Пожав плечами, Антон согласился посмотреть мутные фотки в заляпанном семейном альбоме. Самое удивительное, что нюх у мальчишки, бесспорно, был, и выражения лиц он снимал беспощадно. Значит, «Лейка» попадет в хорошие руки. Отдавать камеру женщинам Антон не стал — вытащил вместе с кофром, в пакете, попросил передать Михаю, как тот вернется. Он боялся, что снова накроет страхом потери и глупой жадностью, — нет, обошлось. Дожидаться старого цыгана Антон не захотел. Поблагодарил женщин за гостеприимство, пообещал заходить еще и с облегчением захлопнул за собой дверь. По пути к электричке он почувствовал, что на душе стало легче. Если мальчишка не сын Лексы, а Роза — не жена, то и вины на нем, Антоне, особой нет. Главное, что фотографии увидели свет, не канули в Лету со смертью фотографа… дурацкой смертью, чего уж там. Из-за бабы, причем даже не своей бабы.

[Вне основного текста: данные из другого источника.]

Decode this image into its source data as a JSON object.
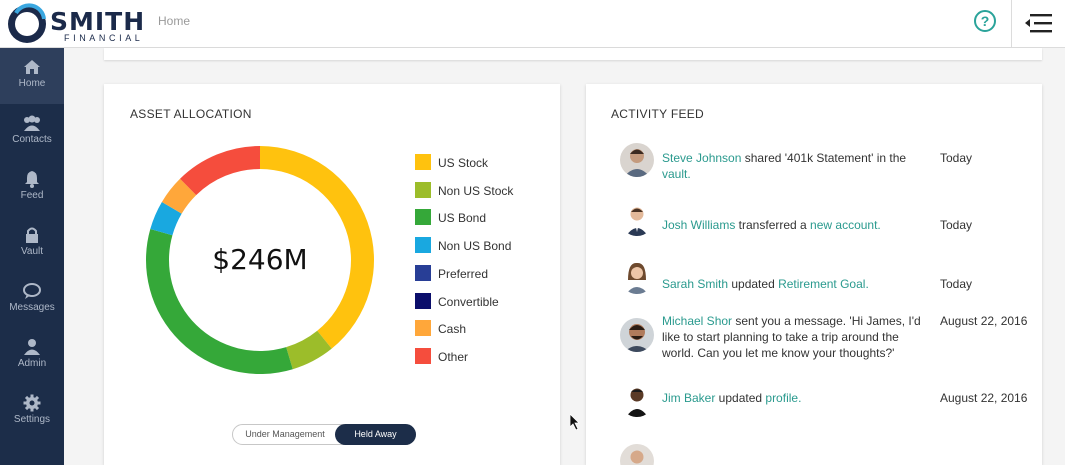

Антон задумался, нельзя ли будет впоследствии сделать выставку Лексы под его, Лексы, именем и как это со Славиком провернуть. Народу в вагоне оказалось намного больше, к тому же Антону повезло сесть у самой печки, поэтому обратный путь оказался даже приятным. Грела мысль об оставленной в ванной пленке — проявить ее, распечатать — и можно собирать выставку, уже свою.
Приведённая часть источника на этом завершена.